George C. Scott | Hideo Nakata (Ringu) | Oscars | composer
The Terrifying 10
by
Bryan Reesman
The Changeling (HBO, 1980)
Winner of nine Canadian
Oscars (a.k.a. Genies), this is the
greatest haunted-house movie ever. George C. Scott plays a composer
mourning the loss of his wife and young daughter in a gi-normous
mansion outside
Seattle. Naturally, the house is occupied by the
restless ghost of a boy reaching out from beyond the grave to
demand that he solve a decades-old mystery. The turbulent séance
scene is the creepiest one ever filmed.

Dagon
(Lions Gate, 2001)
This movie is a prime example of why you need a good travel agent.
When an American tourist and his girlfriend lose two companions in
a boating mishap offshore of a Spanish seaside town, they journey
to the mainland and become hunted by half-human aquatic mutants.

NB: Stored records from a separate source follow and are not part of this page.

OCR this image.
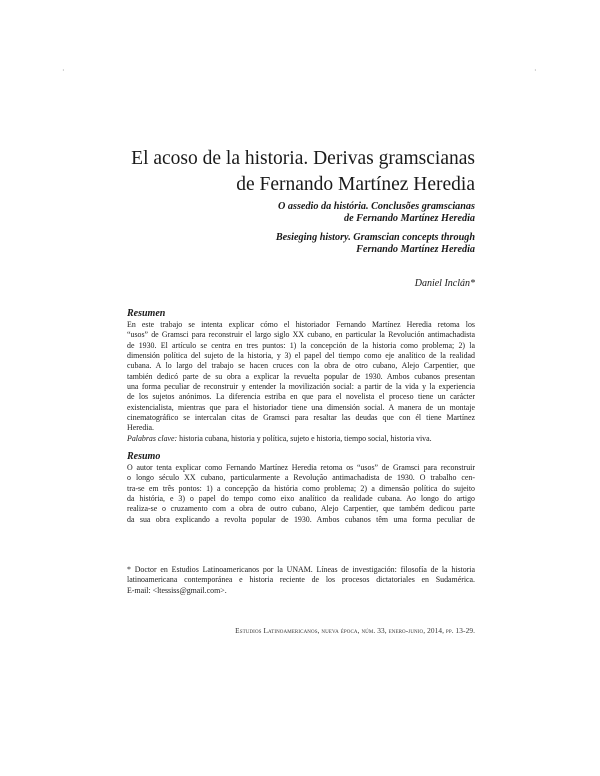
·	·
El acoso de la historia. Derivas gramscianas
de Fernando Martínez Heredia
O assedio da história. Conclusões gramscianas
de Fernando Martínez Heredia
Besieging history. Gramscian concepts through
Fernando Martínez Heredia
Daniel Inclán*
Resumen
En este trabajo se intenta explicar cómo el historiador Fernando Martínez Heredia retoma los
“usos” de Gramsci para reconstruir el largo siglo XX cubano, en particular la Revolución antimachadista
de 1930. El artículo se centra en tres puntos: 1) la concepción de la historia como problema; 2) la
dimensión política del sujeto de la historia, y 3) el papel del tiempo como eje analítico de la realidad
cubana. A lo largo del trabajo se hacen cruces con la obra de otro cubano, Alejo Carpentier, que
también dedicó parte de su obra a explicar la revuelta popular de 1930. Ambos cubanos presentan
una forma peculiar de reconstruir y entender la movilización social: a partir de la vida y la experiencia
de los sujetos anónimos. La diferencia estriba en que para el novelista el proceso tiene un carácter
existencialista, mientras que para el historiador tiene una dimensión social. A manera de un montaje
cinematográfico se intercalan citas de Gramsci para resaltar las deudas que con él tiene Martínez
Heredia.
Palabras clave: historia cubana, historia y política, sujeto e historia, tiempo social, historia viva.
Resumo
O autor tenta explicar como Fernando Martínez Heredia retoma os “usos” de Gramsci para reconstruir
o longo século XX cubano, particularmente a Revolução antimachadista de 1930. O trabalho cen-
tra-se em três pontos: 1) a concepção da história como problema; 2) a dimensão política do sujeito
da história, e 3) o papel do tempo como eixo analítico da realidade cubana. Ao longo do artigo
realiza-se o cruzamento com a obra de outro cubano, Alejo Carpentier, que também dedicou parte
da sua obra explicando a revolta popular de 1930. Ambos cubanos têm uma forma peculiar de
* Doctor en Estudios Latinoamericanos por la UNAM. Líneas de investigación: filosofía de la historia
latinoamericana contemporánea e historia reciente de los procesos dictatoriales en Sudamérica.
E-mail: <ltessiss@gmail.com>.
Estudios Latinoamericanos, nueva época, núm. 33, enero-junio, 2014, pp. 13-29.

Director Stuart Gordon is known for the infamous
Re-Animator, but this film is every bit as good at making
you squirm.
Dark Water
(ADV, 2002)
While the American remake with
Jennifer Connelly was decent, the
Japanese original, directed by Hideo Nakata (
Ringu), is
superior. This tale of a divorcée and her daughter trapped in a
leaky apartment with a ghost upstairs is one of those films that
doesn't scare you outright upon viewing it. But you'll feel really
creeped out after you turn off the TV.